Availability Group Heath Monitoring

blog-img1
28-06-2024
Written by Rob Risetto

Availability Group Heath Monitoring

Like most monitoring systems these days the SQLRDS monitor has a number of availability group (AG) health checks and alerts built in. However, what if you don’t have a monitoring system in place but you have deployed an availability group or BAG (if running Standard Edition).

Checking the health of the AG on a continuous basis is very important, otherwise, you may find your environment is not in a state to failover at that crucial moment.

You can still get alerts about your AG health and status, even if you are not using a full feature monitoring system like SQLRDS Monitor. This simple solution is based on the Database Mail component to send out alerts that are generated by :-

  • An SQL Agent job that runs an AG health check script every 15 minutes. The script will alert if the AG is not healthy or if the Log Send Queue is greater than a threshold (20000 KB).
  • SQL Server Alerts that checks for the change of AG roles i.e. a failover has occurred.

AG Health Script

Create a SQL Agent job on each server of the Availability Group configuration and run the job every 15 minutes. Configure the AG Health Check script below as a TSQL Job Step.

— Configure values

Declare @ToMail varchar(max) = ‘<Your Email Address>

Declare @DBMailprofile varchar(128) = ‘<Your Database Mail Profile Name>

— Standard Declares

Declare @ErrorMsg varchar(8000) = ”

Declare @QueryStr nvarchar(max) = ”

Declare @ag_replica_server varchar(128) = ”

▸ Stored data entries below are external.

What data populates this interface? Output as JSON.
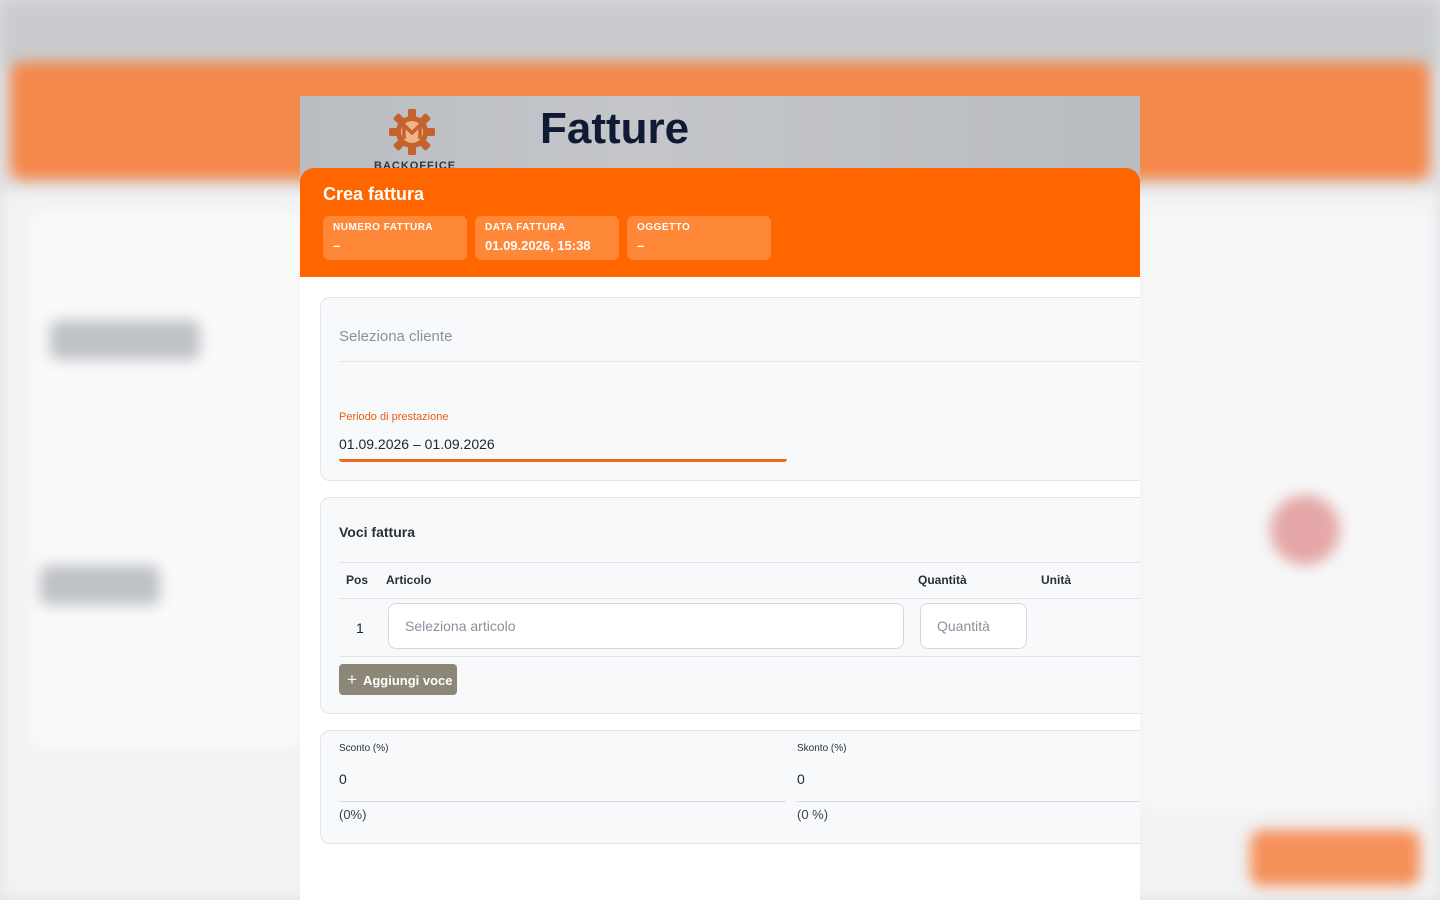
{
  "page": {
    "title": "Fatture",
    "brand": "BACKOFFICE"
  },
  "modal": {
    "title": "Crea fattura",
    "info": [
      {
        "label": "NUMERO FATTURA",
        "value": "–"
      },
      {
        "label": "DATA FATTURA",
        "value": "01.09.2026, 15:38"
      },
      {
        "label": "OGGETTO",
        "value": "–"
      }
    ]
  },
  "client": {
    "placeholder": "Seleziona cliente",
    "period_label": "Periodo di prestazione",
    "period_value": "01.09.2026 – 01.09.2026"
  },
  "items": {
    "title": "Voci fattura",
    "columns": {
      "pos": "Pos",
      "article": "Articolo",
      "quantity": "Quantità",
      "unit": "Unità"
    },
    "rows": [
      {
        "pos": "1",
        "article_placeholder": "Seleziona articolo",
        "quantity_placeholder": "Quantità"
      }
    ],
    "add_label": "Aggiungi voce"
  },
  "discounts": [
    {
      "label": "Sconto (%)",
      "value": "0",
      "pct": "(0%)"
    },
    {
      "label": "Skonto (%)",
      "value": "0",
      "pct": "(0 %)"
    }
  ],
  "colors": {
    "accent": "#ff6600",
    "title": "#101a35",
    "button": "#8c8779"
  }
}
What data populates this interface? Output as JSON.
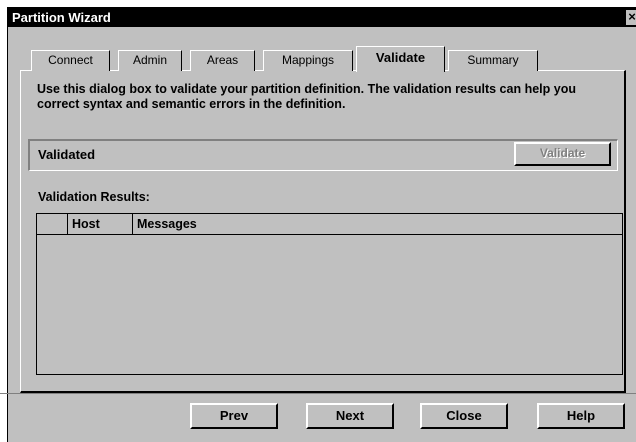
{
  "window": {
    "title": "Partition Wizard",
    "close_glyph": "×"
  },
  "tabs": [
    {
      "label": "Connect"
    },
    {
      "label": "Admin"
    },
    {
      "label": "Areas"
    },
    {
      "label": "Mappings"
    },
    {
      "label": "Validate",
      "active": true
    },
    {
      "label": "Summary"
    }
  ],
  "panel": {
    "description": "Use this dialog box to validate your partition definition.  The validation results can help you correct syntax and semantic errors in the definition.",
    "status": "Validated",
    "validate_button": "Validate",
    "results_label": "Validation Results:",
    "results_columns": [
      "",
      "Host",
      "Messages"
    ],
    "results_rows": []
  },
  "footer": {
    "prev": "Prev",
    "next": "Next",
    "close": "Close",
    "help": "Help"
  }
}
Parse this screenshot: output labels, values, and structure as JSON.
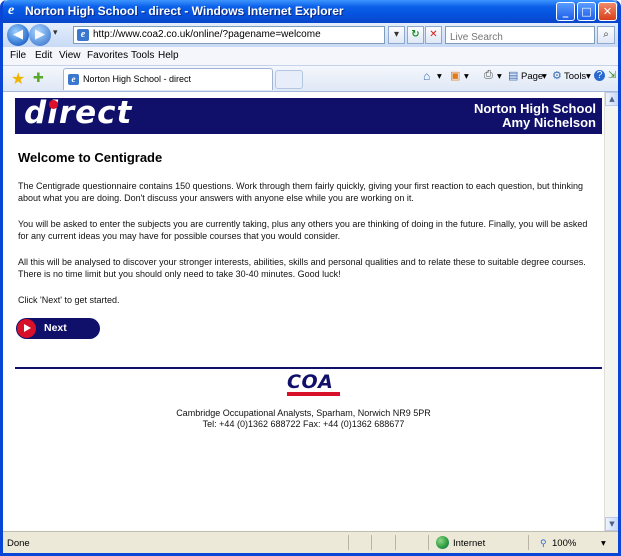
{
  "window": {
    "title": "Norton High School - direct - Windows Internet Explorer",
    "controls": [
      "minimize",
      "maximize",
      "close"
    ]
  },
  "navbar": {
    "url": "http://www.coa2.co.uk/online/?pagename=welcome",
    "search_placeholder": "Live Search"
  },
  "menubar": {
    "items": [
      "File",
      "Edit",
      "View",
      "Favorites",
      "Tools",
      "Help"
    ]
  },
  "tab": {
    "title": "Norton High School - direct"
  },
  "commandbar": {
    "page_label": "Page",
    "tools_label": "Tools"
  },
  "page": {
    "banner": {
      "logo_text": "direct",
      "school_name": "Norton High School",
      "student_name": "Amy Nichelson"
    },
    "heading": "Welcome to Centigrade",
    "paragraphs": [
      "The Centigrade questionnaire contains 150 questions. Work through them fairly quickly, giving your first reaction to each question, but thinking about what you are doing. Don't discuss your answers with anyone else while you are working on it.",
      "You will be asked to enter the subjects you are currently taking, plus any others you are thinking of doing in the future. Finally, you will be asked for any current ideas you may have for possible courses that you would consider.",
      "All this will be analysed to discover your stronger interests, abilities, skills and personal qualities and to relate these to suitable degree courses. There is no time limit but you should only need to take 30-40 minutes. Good luck!",
      "Click 'Next' to get started."
    ],
    "next_label": "Next",
    "footer_logo": "COA",
    "footer_address": "Cambridge Occupational Analysts, Sparham, Norwich NR9 5PR",
    "footer_contact": "Tel: +44 (0)1362 688722   Fax: +44 (0)1362 688677"
  },
  "statusbar": {
    "status": "Done",
    "zone": "Internet",
    "zoom": "100%"
  }
}
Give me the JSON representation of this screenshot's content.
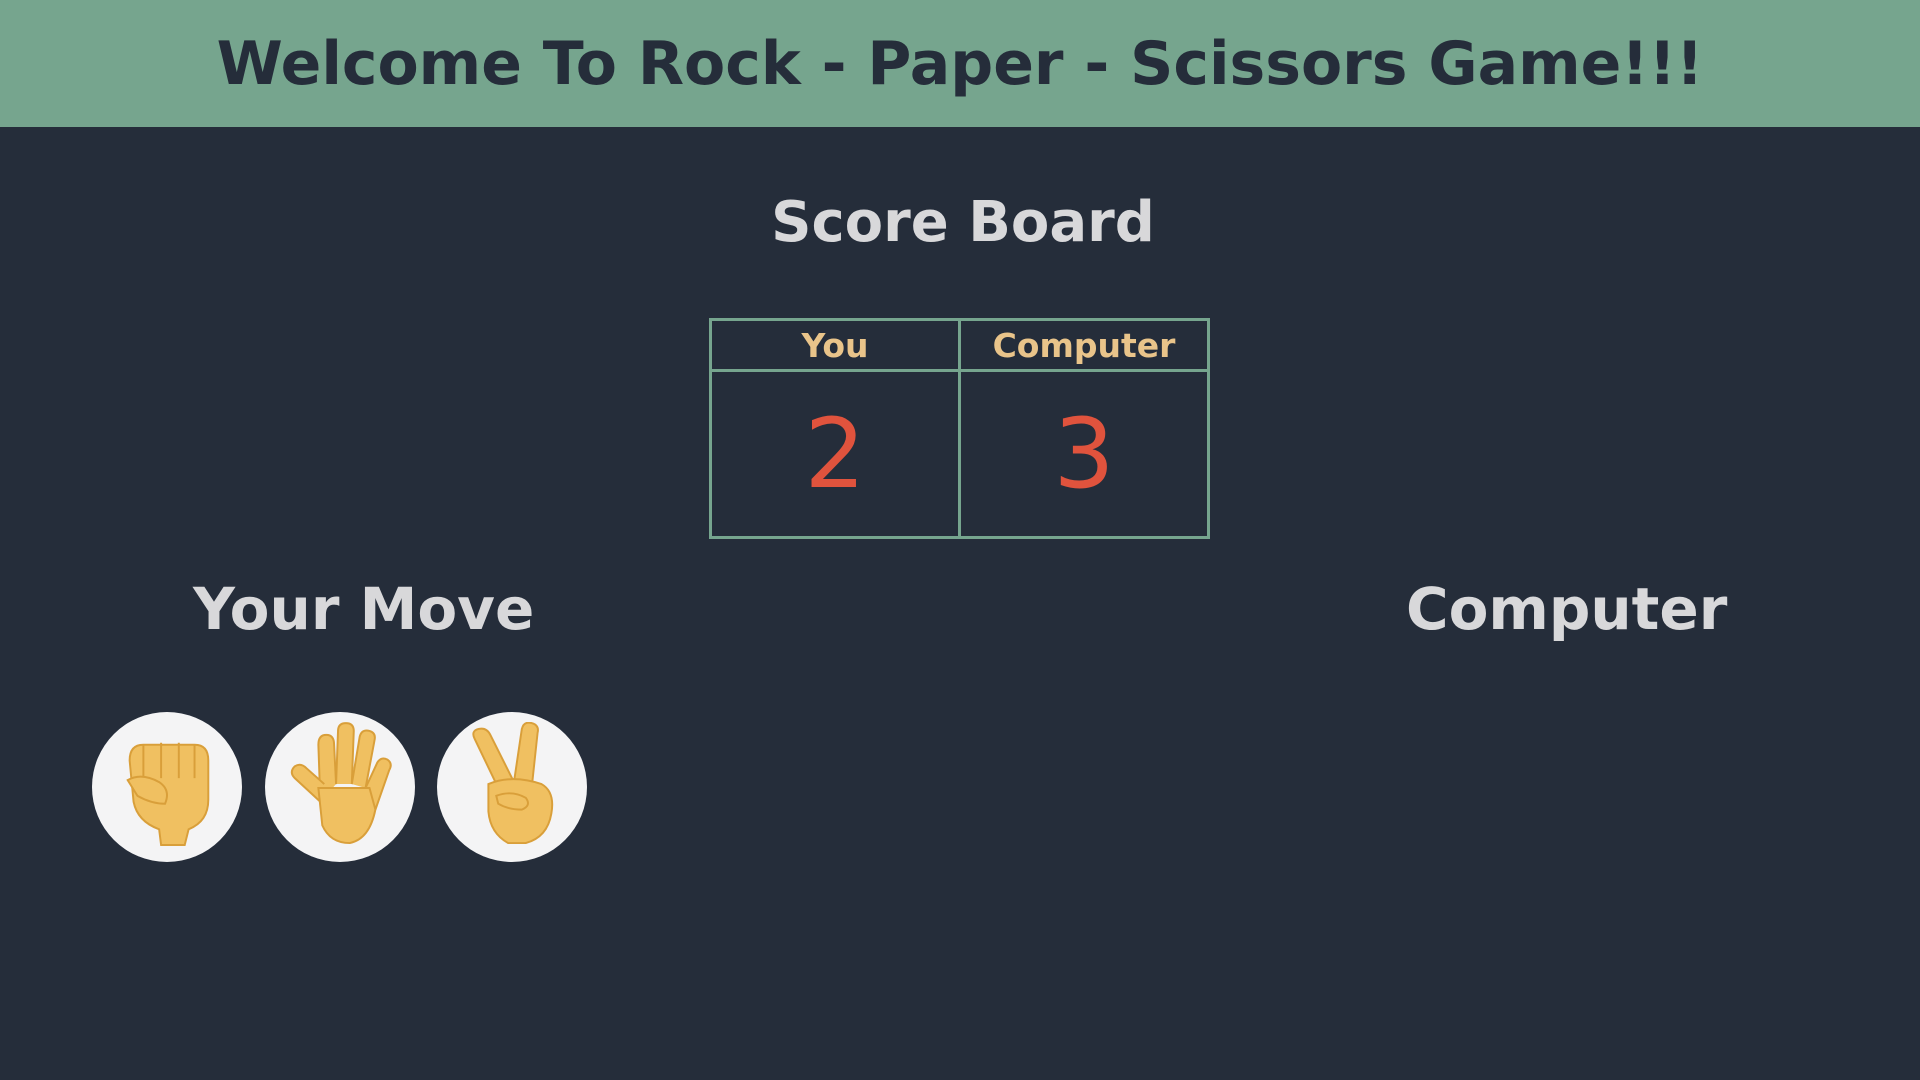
{
  "header": {
    "title": "Welcome To Rock - Paper - Scissors Game!!!"
  },
  "scoreboard": {
    "title": "Score Board",
    "columns": [
      "You",
      "Computer"
    ],
    "scores": [
      "2",
      "3"
    ]
  },
  "moves": {
    "player_label": "Your Move",
    "computer_label": "Computer",
    "choices": [
      {
        "name": "rock",
        "icon": "fist-icon"
      },
      {
        "name": "paper",
        "icon": "open-hand-icon"
      },
      {
        "name": "scissors",
        "icon": "victory-hand-icon"
      }
    ]
  },
  "colors": {
    "header_bg": "#76a58e",
    "page_bg": "#252d3a",
    "score_value": "#e0533d",
    "column_header": "#e9c48a",
    "hand": "#f0c061"
  }
}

Declare @database_name varchar(128) = ”

set nocount on

— Get Health Data

SELECT ag.name AS ag_name, ar.replica_server_name AS ag_replica_server,

ag_replica_role = CASE

WHEN ar_state.role_desc IS NULL THEN N’DISCONNECTED’

ELSE ar_state.role_desc

END, db_name(dr_state.database_id) as database_name,

dr_state.synchronization_state_desc, dr_state.is_suspended, dr_state.synchronization_health_desc,

dr_state.suspend_reason_desc, isnull(dr_state.secondary_lag_seconds,0) secondary_lag_seconds,

isnull(dr_state.log_send_queue_size,0) log_send_queue_size, isnull(dr_state.redo_queue_size,0) redo_queue_size

into #AGStatus

FROM (( sys.availability_groups AS ag JOIN sys.availability_replicas AS ar ON ag.group_id = ar.group_id )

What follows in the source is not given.